Me and lemon are best friends. If you've been reading faithfully, you've already read about/seen my adventures with lemon broth soup. I'm a firm believer that adding lemon juice (fresh squeezed, please) to so many things (broiled fish, yogurt sauces, chicken soup, teas) to cut into the taste and provide a little burst of freshness, a similar experience to adding fresh herbs (a whole other post...). While I have not had positive experiences attempting to make lemon curd, I love it and think drizzling it over yogurt or cake or anything really is delicious (note to self: try again...). Further proof that lemon flavored goodies reign supreme is that even the bakeries that suck at everything (like DC's CakeLove, which is an experience I don't even want to get into right now), make delicious lemon bars.

Cookings seem to be THE holiday food. Shortbread, sugar, gingerbread, you name it and someone will be making it within the holiday season. After reading about so many people's adventures with lemon cookies, I have been consistently craving them. Our mini-holiday soiree was the perfect opportunity to test these bad boys out.

Cathie's version, which was adapted from Martha Stewart, looked so fantastic that I chose them to sample. They were so fantastic! I overcooked the first half of my batch and they were a little crunchier than I would have liked but the second half turned out just right. The flavor was just right, with tons of lemon flavor and enough sugar, without being too sugary. Enjoy!

Lemon Cookies
makes about 20
from Cathie Cooks Food

2 cups flour (plus more for work surface)
1/2 teaspoon baking powder
1/4 teaspoon kosher salt
1 cup granulated sugar
2 tablespoon finely grated lemon zest
1/4 cup lemon juice
1 1/2 sticks butter
1 teaspoon vanilla extract
Confectioners sugar

Sift together flour, baking powder and salt into a bowl.

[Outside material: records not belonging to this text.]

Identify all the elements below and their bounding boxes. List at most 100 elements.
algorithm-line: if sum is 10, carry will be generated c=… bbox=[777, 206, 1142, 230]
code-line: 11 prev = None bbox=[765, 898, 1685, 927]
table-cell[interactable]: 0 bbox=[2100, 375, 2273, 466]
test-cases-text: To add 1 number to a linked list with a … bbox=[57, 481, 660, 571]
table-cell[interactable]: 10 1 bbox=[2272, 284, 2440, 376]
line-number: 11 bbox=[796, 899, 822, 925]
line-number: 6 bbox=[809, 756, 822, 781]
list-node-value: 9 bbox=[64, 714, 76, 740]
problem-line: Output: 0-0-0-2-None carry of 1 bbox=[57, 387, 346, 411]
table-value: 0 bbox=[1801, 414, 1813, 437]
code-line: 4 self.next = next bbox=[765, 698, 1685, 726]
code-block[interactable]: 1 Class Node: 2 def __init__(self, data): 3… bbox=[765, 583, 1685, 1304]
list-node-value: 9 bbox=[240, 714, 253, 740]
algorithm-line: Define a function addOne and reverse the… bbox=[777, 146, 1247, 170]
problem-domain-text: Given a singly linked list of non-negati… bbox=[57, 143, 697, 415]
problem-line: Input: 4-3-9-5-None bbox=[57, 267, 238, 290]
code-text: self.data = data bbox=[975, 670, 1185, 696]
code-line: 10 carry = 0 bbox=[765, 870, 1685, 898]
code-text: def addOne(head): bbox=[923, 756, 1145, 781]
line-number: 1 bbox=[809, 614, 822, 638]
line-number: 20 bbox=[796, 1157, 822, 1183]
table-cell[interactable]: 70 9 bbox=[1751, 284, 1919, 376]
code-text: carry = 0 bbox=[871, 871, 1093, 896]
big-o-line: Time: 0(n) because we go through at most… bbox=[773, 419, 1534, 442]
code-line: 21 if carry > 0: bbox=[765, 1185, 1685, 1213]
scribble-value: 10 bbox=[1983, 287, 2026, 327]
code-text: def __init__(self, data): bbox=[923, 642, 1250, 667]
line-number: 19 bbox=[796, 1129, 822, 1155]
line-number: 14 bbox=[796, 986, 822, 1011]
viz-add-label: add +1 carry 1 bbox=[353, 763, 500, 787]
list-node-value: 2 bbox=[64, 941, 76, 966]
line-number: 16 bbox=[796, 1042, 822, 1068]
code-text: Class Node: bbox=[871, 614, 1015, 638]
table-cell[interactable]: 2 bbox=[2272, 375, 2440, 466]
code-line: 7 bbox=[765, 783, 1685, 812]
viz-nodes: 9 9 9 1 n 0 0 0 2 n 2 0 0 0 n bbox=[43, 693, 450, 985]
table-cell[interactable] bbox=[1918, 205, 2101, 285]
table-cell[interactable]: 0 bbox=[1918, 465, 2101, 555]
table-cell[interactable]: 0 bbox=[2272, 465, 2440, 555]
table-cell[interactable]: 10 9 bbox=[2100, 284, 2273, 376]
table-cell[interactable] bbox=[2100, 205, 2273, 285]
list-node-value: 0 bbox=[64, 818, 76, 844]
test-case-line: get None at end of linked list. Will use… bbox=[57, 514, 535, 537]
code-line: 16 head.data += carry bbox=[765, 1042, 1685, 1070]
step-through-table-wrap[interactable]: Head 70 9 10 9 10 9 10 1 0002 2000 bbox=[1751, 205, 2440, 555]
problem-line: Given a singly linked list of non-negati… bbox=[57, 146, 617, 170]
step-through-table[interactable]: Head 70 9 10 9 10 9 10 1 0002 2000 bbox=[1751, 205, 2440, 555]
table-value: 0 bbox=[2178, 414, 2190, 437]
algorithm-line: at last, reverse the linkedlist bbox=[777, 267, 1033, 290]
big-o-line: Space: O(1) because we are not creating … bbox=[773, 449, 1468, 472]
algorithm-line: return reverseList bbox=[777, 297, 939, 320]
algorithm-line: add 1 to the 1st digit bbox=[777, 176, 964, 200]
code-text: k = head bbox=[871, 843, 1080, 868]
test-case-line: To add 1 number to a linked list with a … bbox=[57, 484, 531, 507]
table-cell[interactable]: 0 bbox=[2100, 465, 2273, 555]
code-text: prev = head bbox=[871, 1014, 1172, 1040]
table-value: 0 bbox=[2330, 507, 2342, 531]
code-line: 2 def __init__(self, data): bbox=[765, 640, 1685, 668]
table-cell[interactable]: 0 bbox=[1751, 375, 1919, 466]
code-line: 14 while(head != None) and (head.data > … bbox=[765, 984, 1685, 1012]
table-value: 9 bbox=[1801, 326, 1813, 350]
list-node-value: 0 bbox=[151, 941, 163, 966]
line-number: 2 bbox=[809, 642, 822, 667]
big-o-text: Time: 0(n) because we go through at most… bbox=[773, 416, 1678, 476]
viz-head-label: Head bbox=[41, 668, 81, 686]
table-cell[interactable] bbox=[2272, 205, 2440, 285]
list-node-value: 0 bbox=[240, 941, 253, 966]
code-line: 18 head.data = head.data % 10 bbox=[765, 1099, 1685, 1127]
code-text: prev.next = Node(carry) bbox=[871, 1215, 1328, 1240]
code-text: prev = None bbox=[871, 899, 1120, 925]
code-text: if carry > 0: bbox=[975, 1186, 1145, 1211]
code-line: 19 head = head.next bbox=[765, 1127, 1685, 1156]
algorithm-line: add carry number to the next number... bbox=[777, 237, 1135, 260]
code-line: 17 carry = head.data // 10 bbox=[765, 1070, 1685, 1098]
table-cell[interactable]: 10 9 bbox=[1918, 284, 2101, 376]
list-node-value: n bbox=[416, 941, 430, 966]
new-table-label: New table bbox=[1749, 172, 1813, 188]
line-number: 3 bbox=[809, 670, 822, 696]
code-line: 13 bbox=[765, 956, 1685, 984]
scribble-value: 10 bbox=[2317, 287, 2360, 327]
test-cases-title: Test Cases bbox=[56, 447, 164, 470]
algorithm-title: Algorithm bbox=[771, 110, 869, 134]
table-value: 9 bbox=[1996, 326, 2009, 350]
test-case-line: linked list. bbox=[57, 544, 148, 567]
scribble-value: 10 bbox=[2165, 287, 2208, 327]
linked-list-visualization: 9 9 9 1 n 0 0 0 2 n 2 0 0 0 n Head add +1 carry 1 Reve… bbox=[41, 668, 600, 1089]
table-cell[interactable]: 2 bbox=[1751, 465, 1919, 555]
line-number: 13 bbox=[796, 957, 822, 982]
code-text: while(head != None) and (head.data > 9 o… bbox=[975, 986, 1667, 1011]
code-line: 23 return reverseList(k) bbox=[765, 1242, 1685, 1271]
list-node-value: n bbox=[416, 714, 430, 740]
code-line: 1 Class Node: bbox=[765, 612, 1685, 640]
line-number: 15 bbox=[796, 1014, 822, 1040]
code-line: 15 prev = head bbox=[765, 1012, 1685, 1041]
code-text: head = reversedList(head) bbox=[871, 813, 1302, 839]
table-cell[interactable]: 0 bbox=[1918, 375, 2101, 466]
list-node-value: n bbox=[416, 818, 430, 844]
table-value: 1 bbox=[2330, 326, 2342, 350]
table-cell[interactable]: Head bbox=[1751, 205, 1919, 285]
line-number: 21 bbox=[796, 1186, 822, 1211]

Put granulated sugar and lemon zest in the bowl of an electric mixer fitted with the paddle attachment. Mix on medium speed 1 minute. Add butter and mix until fluffy, about 2 minutes. Mix in vanilla and lemon juice. Reduce speed to low and gradually mix in flour mixture.

On a lightly floured work surface, halve the dough. Flatten each half into a 10 inch disk, and warp each in plastic. Freeze until firm, about t 30 mins.
Preheat oven to 325F. Working with 1 half at a time, roll out dough on parchment paper to 1/8 inch thick. cut shapes from dough with a 3 inch flower shape cookie cutter. Space 1 inch apart on baking sheets lined with parchment paper. Cut a hole in centre of each with a 1-inch round cutter, repeat with remaining disk. Warp scraps in plastic. Freeze 30 mins, re-roll, and cut.

Bake cookies, rotating sheets halfway through, until set, about 12 minutes. Let cool on a wire rack. Before serving sift confectioners sugar over cookies.